La grande decadente laguna, quella che aveva ispirato Henry James e Thomas Mann, la città d’amore e morte, sarà la protagonista del suo ultimo romanzo, “Di là dal fiume e tra gli alberi”. Mentre soggiornava al Gritti Palace sul Canal Grande, dove una suite ancora lo ricorda, mentre scriveva durante la notte, ospite della Locanda Cipriani di Torcello, mentre passava ore all’Harry’s bar, spesso in compagnia della appena diciannovenne Adriana Ivancich, bella e sensuale che sarà l’ultimo grande amore italiano dello scrittore, trasformata nel romanzo nella eterea Renata, Hemingway tracciava le ultime riflessioni amare della sua vita, che era partita dolorosamente proprio da quella regione italiana, oltre trenta anni prima. Lo scandalo provocato nella nobile società veneziana dall’episodio contenuto nel romanzo, quando i due amanti, l’americano ormai anziano e Renata fanno l’amore in gondola, sotto una coperta, costringeranno Hemingway a rinunciare al rapporto, sia pur platonico, con la giovane aristocratica veneziana.

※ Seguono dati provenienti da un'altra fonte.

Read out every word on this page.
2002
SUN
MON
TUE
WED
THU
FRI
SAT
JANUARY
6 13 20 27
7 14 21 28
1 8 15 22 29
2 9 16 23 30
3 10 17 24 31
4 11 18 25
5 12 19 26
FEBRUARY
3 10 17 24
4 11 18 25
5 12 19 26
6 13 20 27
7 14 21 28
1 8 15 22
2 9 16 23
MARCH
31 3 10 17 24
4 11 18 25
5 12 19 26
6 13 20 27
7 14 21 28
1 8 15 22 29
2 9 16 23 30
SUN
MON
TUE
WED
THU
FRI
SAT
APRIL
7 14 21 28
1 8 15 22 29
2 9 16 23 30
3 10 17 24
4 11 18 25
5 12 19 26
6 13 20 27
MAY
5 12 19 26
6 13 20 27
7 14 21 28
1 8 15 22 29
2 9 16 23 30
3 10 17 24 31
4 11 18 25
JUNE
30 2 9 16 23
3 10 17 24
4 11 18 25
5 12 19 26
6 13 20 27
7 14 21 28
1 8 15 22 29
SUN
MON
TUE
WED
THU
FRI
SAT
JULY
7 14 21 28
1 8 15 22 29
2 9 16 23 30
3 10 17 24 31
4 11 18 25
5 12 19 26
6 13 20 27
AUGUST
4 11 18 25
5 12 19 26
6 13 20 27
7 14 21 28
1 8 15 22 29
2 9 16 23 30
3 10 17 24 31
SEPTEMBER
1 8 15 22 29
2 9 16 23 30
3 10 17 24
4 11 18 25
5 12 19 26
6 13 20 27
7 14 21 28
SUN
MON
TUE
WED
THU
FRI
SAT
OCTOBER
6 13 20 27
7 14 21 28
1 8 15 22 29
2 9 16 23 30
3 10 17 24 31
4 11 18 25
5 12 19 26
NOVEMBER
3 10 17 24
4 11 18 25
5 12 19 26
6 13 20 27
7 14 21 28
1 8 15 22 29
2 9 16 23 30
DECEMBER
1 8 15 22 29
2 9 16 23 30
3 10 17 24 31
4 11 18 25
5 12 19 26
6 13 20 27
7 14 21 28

Milano, Torino, Padova, le Dolomiti, Treviso, Bassano del Grappa, Genova, Rapallo, Alassio, La Spezia, Orbetello, Taormina, Capri, fanno parte della geografia affettiva dello scrittore americano tanto quanto Parigi, la Spagna, Cuba, l’Africa. Il suo rapporto col cattolicesimo, iniziato con una Estrema Unzione impartita da un prete italiano mentre era ferito nel 1918, rimarrà sempre ambiguo ma importante nella sua complicata vita spirituale; il rapporto con le donne, mogli e amanti, avrà in Italia il suo punto più alto: Agnes e Adriana, non mogli ma amatissime. Non riuscì ad imparare mai bene l’italiano, che storpiava, ma i suoi più cari amici furono italiani: non solo aristocratici, i Franchetti, i Kechler, gli Ivancich, i Greppi, ma anche autisti, barmen, osti, camerieri, compagni d’armi. Il ritratto di Ernest Hemingway che Richard Owen ci consegna è ricco di personaggi notissimi che lo scrittore incontrò nel nostro Paese: da Mussolini a D’Annunzio, da Fernanda Pivano ad Arrigo Cipriani, ma anche Ezra e Dorothy Pound e tanti americani che in Italia si erano felicemente stabiliti. Viene voglia, dopo aver finito di leggere Owen di rileggere tutto Hemingway, ed è un bel risultato per una così particolare biografia.